Files uploaded to the site should be uniquely named with hyphens separating all important words. Don’t keyword stuff the file names, as that can be problematic for SEO. If the file names of the site need to be changed, make sure the links on the site are also changed, and that 301s are set up for external site visitors.
Your site’s TOS and PP tell users how to use your site, how their information will be used, how cookies are used, and how their personal information will be stored, among other critical data.
Once created, these pages should be easily accessible from any page, such as in the footer of the website or listed in the sitemap.
If the site doesn’t have these pages, create them to remain compliant with Google’s rules for keeping site visitors abreast of your site’s rules, regulations, and security protocols. You will also be GDPR compliant.
While GDPR (General Data Protection Regulation) doesn’t matter in the states as of yet, expect those regulations to arrive stateside very soon. It’s best to get compliant now by telling your customers how you’ll be using their data, such as their names, email addresses, and purchase histories, for example.
If you use WordPress, it’s easy to become GDPR compliant. Click on the left pane Settings, then find Privacy.
Once you’ve uploaded your privacy document, create that page in WordPress, select the page from the dropdown in your Privacy Settings, and you’re all set. Your site is secure and GDPR compliant.
This 16×16 pixel icon may not seem like much, but it can help to provide a more memorable visitor experience.
The favicon reveals itself in browser tabs and usually contains the brand logo, the first letter of the brand, or a generic image that represents the business somehow.
Favicons were originally created in 1999 with the release of Microsoft’s Internet Explorer 5 and were intended to be shown for bookmarked URLs only. Today, however, there are many instances where favicons show up, including browser tabs, bookmarked URLs, and search results.
To create a favicon with ease, you can use a favicon generator, such as the aptly named Favicon Generator. Simply upload your logo or other image and you’ll have a favicon that you can then upload to your WordPress theme, website builder theme, or root directory.
Favicons help to build credibility and trust and thus are helpful for SEO.
Conduct a Google search for your website site:www.yourdmain.com and see how many web pages it lists. If Google says that your site contains many more pages than you know about, it’s time to purge those pages.
Google said it prefers websites with fewer quality pages.

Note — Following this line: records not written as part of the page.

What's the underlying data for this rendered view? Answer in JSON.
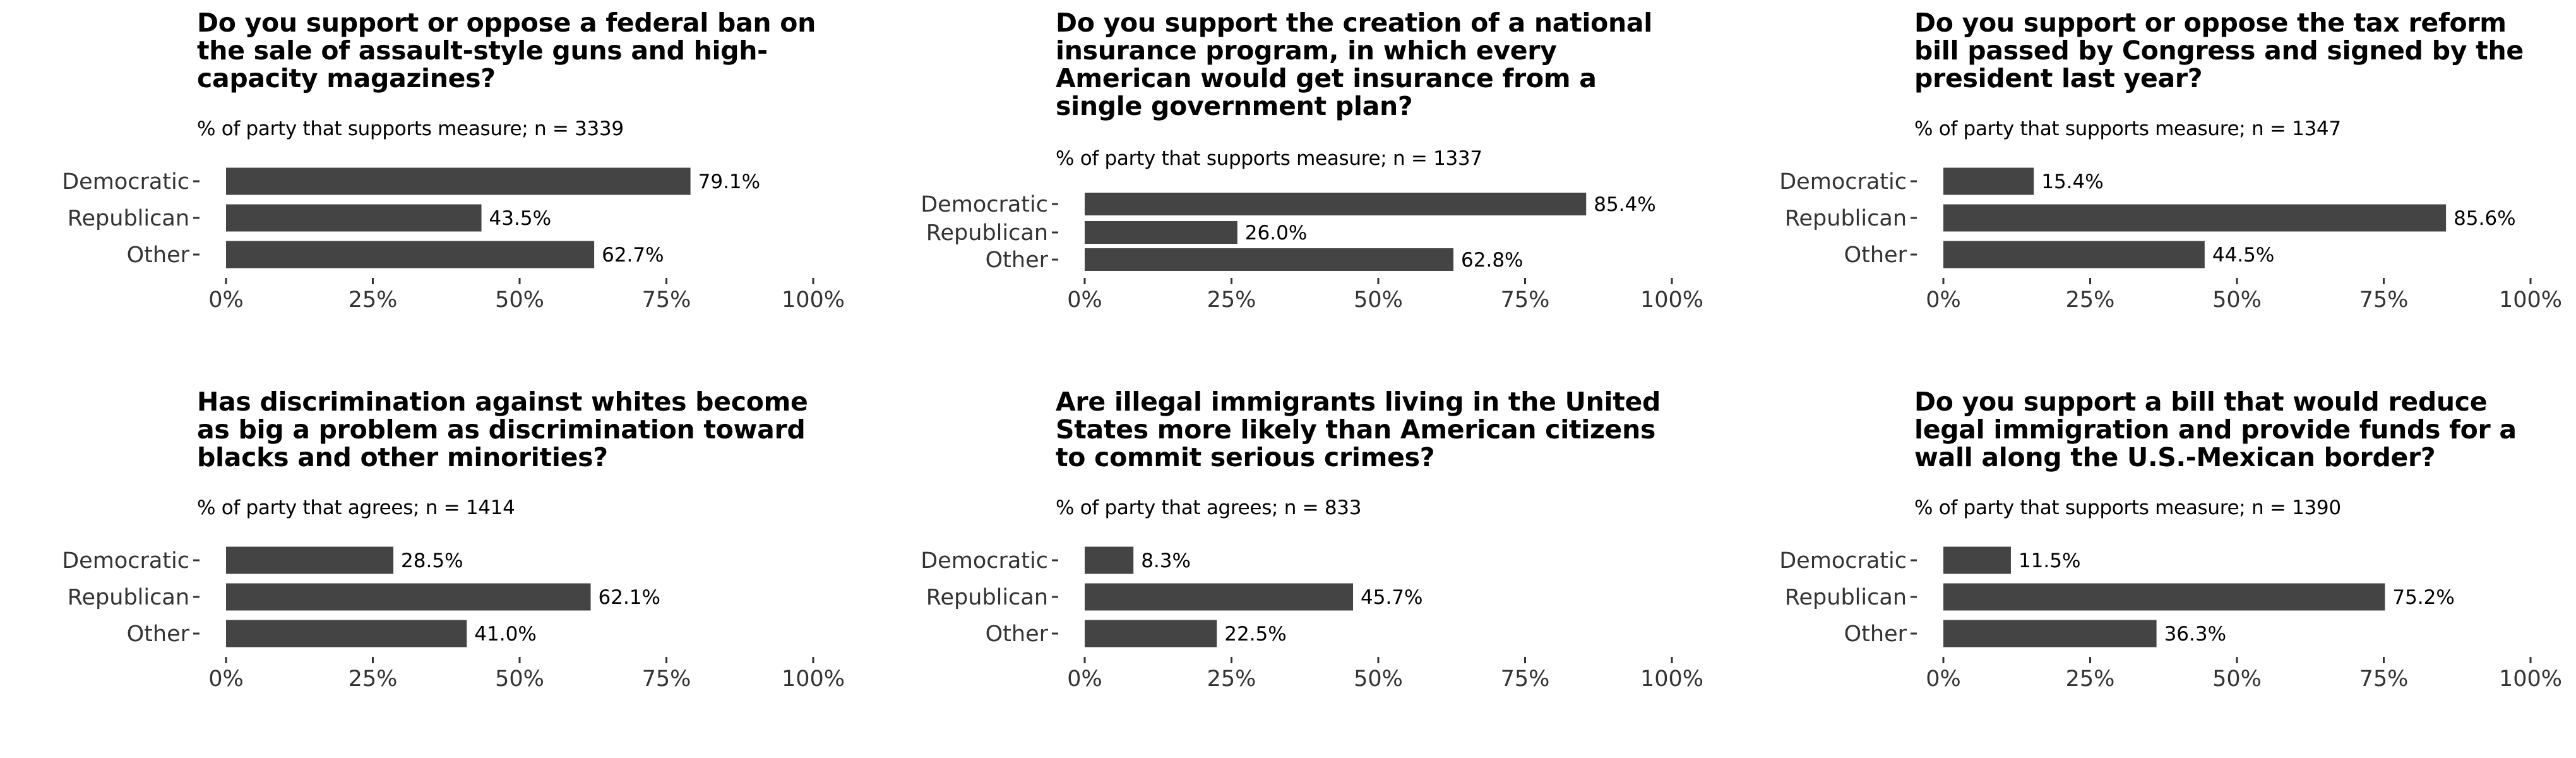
{
  "chart_data": [
    {
      "type": "bar",
      "orientation": "horizontal",
      "title": "Do you support or oppose a federal ban on the sale of assault-style guns and high-capacity magazines?",
      "subtitle": "% of party that supports measure; n = 3339",
      "categories": [
        "Democratic",
        "Republican",
        "Other"
      ],
      "values": [
        79.1,
        43.5,
        62.7
      ],
      "value_labels": [
        "79.1%",
        "43.5%",
        "62.7%"
      ],
      "xlim": [
        0,
        100
      ],
      "x_ticks": [
        "0%",
        "25%",
        "50%",
        "75%",
        "100%"
      ],
      "bar_color": "#444444",
      "grid": false
    },
    {
      "type": "bar",
      "orientation": "horizontal",
      "title": "Do you support the creation of a national insurance program, in which every American would get insurance from a single government plan?",
      "subtitle": "% of party that supports measure; n = 1337",
      "categories": [
        "Democratic",
        "Republican",
        "Other"
      ],
      "values": [
        85.4,
        26.0,
        62.8
      ],
      "value_labels": [
        "85.4%",
        "26.0%",
        "62.8%"
      ],
      "xlim": [
        0,
        100
      ],
      "x_ticks": [
        "0%",
        "25%",
        "50%",
        "75%",
        "100%"
      ],
      "bar_color": "#444444",
      "grid": false
    },
    {
      "type": "bar",
      "orientation": "horizontal",
      "title": "Do you support or oppose the tax reform bill passed by Congress and signed by the president last year?",
      "subtitle": "% of party that supports measure; n = 1347",
      "categories": [
        "Democratic",
        "Republican",
        "Other"
      ],
      "values": [
        15.4,
        85.6,
        44.5
      ],
      "value_labels": [
        "15.4%",
        "85.6%",
        "44.5%"
      ],
      "xlim": [
        0,
        100
      ],
      "x_ticks": [
        "0%",
        "25%",
        "50%",
        "75%",
        "100%"
      ],
      "bar_color": "#444444",
      "grid": false
    },
    {
      "type": "bar",
      "orientation": "horizontal",
      "title": "Has discrimination against whites become as big a problem as discrimination toward blacks and other minorities?",
      "subtitle": "% of party that agrees; n = 1414",
      "categories": [
        "Democratic",
        "Republican",
        "Other"
      ],
      "values": [
        28.5,
        62.1,
        41.0
      ],
      "value_labels": [
        "28.5%",
        "62.1%",
        "41.0%"
      ],
      "xlim": [
        0,
        100
      ],
      "x_ticks": [
        "0%",
        "25%",
        "50%",
        "75%",
        "100%"
      ],
      "bar_color": "#444444",
      "grid": false
    },
    {
      "type": "bar",
      "orientation": "horizontal",
      "title": "Are illegal immigrants living in the United States more likely than American citizens to commit serious crimes?",
      "subtitle": "% of party that agrees; n = 833",
      "categories": [
        "Democratic",
        "Republican",
        "Other"
      ],
      "values": [
        8.3,
        45.7,
        22.5
      ],
      "value_labels": [
        "8.3%",
        "45.7%",
        "22.5%"
      ],
      "xlim": [
        0,
        100
      ],
      "x_ticks": [
        "0%",
        "25%",
        "50%",
        "75%",
        "100%"
      ],
      "bar_color": "#444444",
      "grid": false
    },
    {
      "type": "bar",
      "orientation": "horizontal",
      "title": "Do you support a bill that would reduce legal immigration and provide funds for a wall along the U.S.-Mexican border?",
      "subtitle": "% of party that supports measure; n = 1390",
      "categories": [
        "Democratic",
        "Republican",
        "Other"
      ],
      "values": [
        11.5,
        75.2,
        36.3
      ],
      "value_labels": [
        "11.5%",
        "75.2%",
        "36.3%"
      ],
      "xlim": [
        0,
        100
      ],
      "x_ticks": [
        "0%",
        "25%",
        "50%",
        "75%",
        "100%"
      ],
      "bar_color": "#444444",
      "grid": false
    }
  ]
}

By purging those zombie pages, you’re giving Google what it wants and you’re reducing the chances of problems since fewer pages equal fewer issues overall.
Zombie pages could consist of archive pages, category and tag pages (if you’re using WordPress), search result pages, ancient press releases, boilerplate content, and thin content (which indicates it contains less than 50 words on the page).

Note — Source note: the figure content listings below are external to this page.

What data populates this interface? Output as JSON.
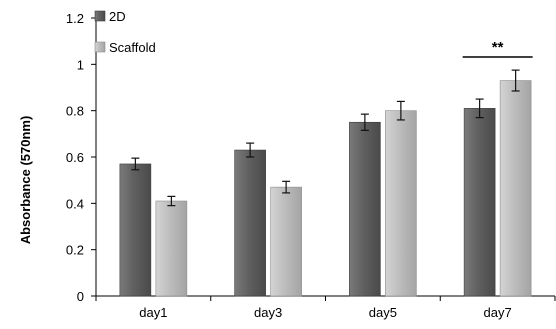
{
  "chart_data": {
    "type": "bar",
    "ylabel": "Absorbance (570nm)",
    "categories": [
      "day1",
      "day3",
      "day5",
      "day7"
    ],
    "ylim": [
      0,
      1.2
    ],
    "yticks": [
      {
        "value": 0,
        "label": "0"
      },
      {
        "value": 0.2,
        "label": "0.2"
      },
      {
        "value": 0.4,
        "label": "0.4"
      },
      {
        "value": 0.6,
        "label": "0.6"
      },
      {
        "value": 0.8,
        "label": "0.8"
      },
      {
        "value": 1.0,
        "label": "1"
      },
      {
        "value": 1.2,
        "label": "1.2"
      }
    ],
    "grid": false,
    "legend_position": "top-left",
    "series": [
      {
        "name": "2D",
        "values": [
          0.57,
          0.63,
          0.75,
          0.81
        ],
        "errors": [
          0.025,
          0.03,
          0.035,
          0.04
        ],
        "color": "#5f5f5f"
      },
      {
        "name": "Scaffold",
        "values": [
          0.41,
          0.47,
          0.8,
          0.93
        ],
        "errors": [
          0.02,
          0.025,
          0.04,
          0.045
        ],
        "color": "#b9b9b9"
      }
    ],
    "annotations": [
      {
        "text": "**",
        "category": "day7"
      }
    ]
  }
}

Platforms like Wix and Squarespace promise to make website building a drag-and-drop affair, which is mighty attractive to business owners short on time.

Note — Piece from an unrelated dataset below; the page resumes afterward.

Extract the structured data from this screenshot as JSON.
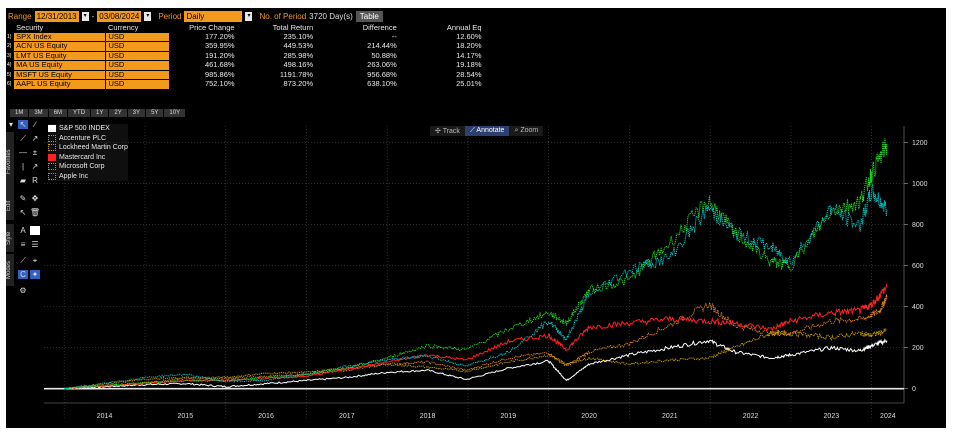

However, none of those platforms compare to WordPress when it comes to scalability and SEO. WordPress is designed for websites with lots of pages, namely a large library of blog posts. WordPress was, in fact, developed as a blogging platform first and foremost.
However, whether you plan to have a single page or multiple pages, or an entire library of blog posts, I recommend that you stick to WordPress only, along with a few strategic plugins. The platform is simply the best for SEO, period.
The only social platform we’ve discussed so far is Google My Business, which allows users to interact with and leave reviews for your brand. But what about Facebook, Twitter, LinkedIn, Instagram, Snapchat, Pinterest, and all the other social channels out there? Don’t they play a role in SEO, too, you might be wondering?
Google has said time and again in various reports that it doesn’t count social signals when determining search rankings. Gary Illyes on Twitter said, “Some controversy over whether Google takes social into account for SEO – perhaps Louis Gray will settle this in our next session! #social16”
Gary wrote back, “The short version is, no, we don’t.”
You now have all the elements you need to determine if your site is maximized for usability, high rankings, and conversions.
It’s my hope that this guide has taught you more about the science of SEO and helped you realize how enjoyable it can be to whittle down your site’s problems, then fix them for incrementally higher rankings.
If you think of SEO like a game, as I like to do, you’ll soon realize that any issue can be overcome, given enough time – even total backlinks destruction. With best practices that have been honed over time and consistent action, along with proper analysis and testing, you can enjoy prominent Google rankings for years to come.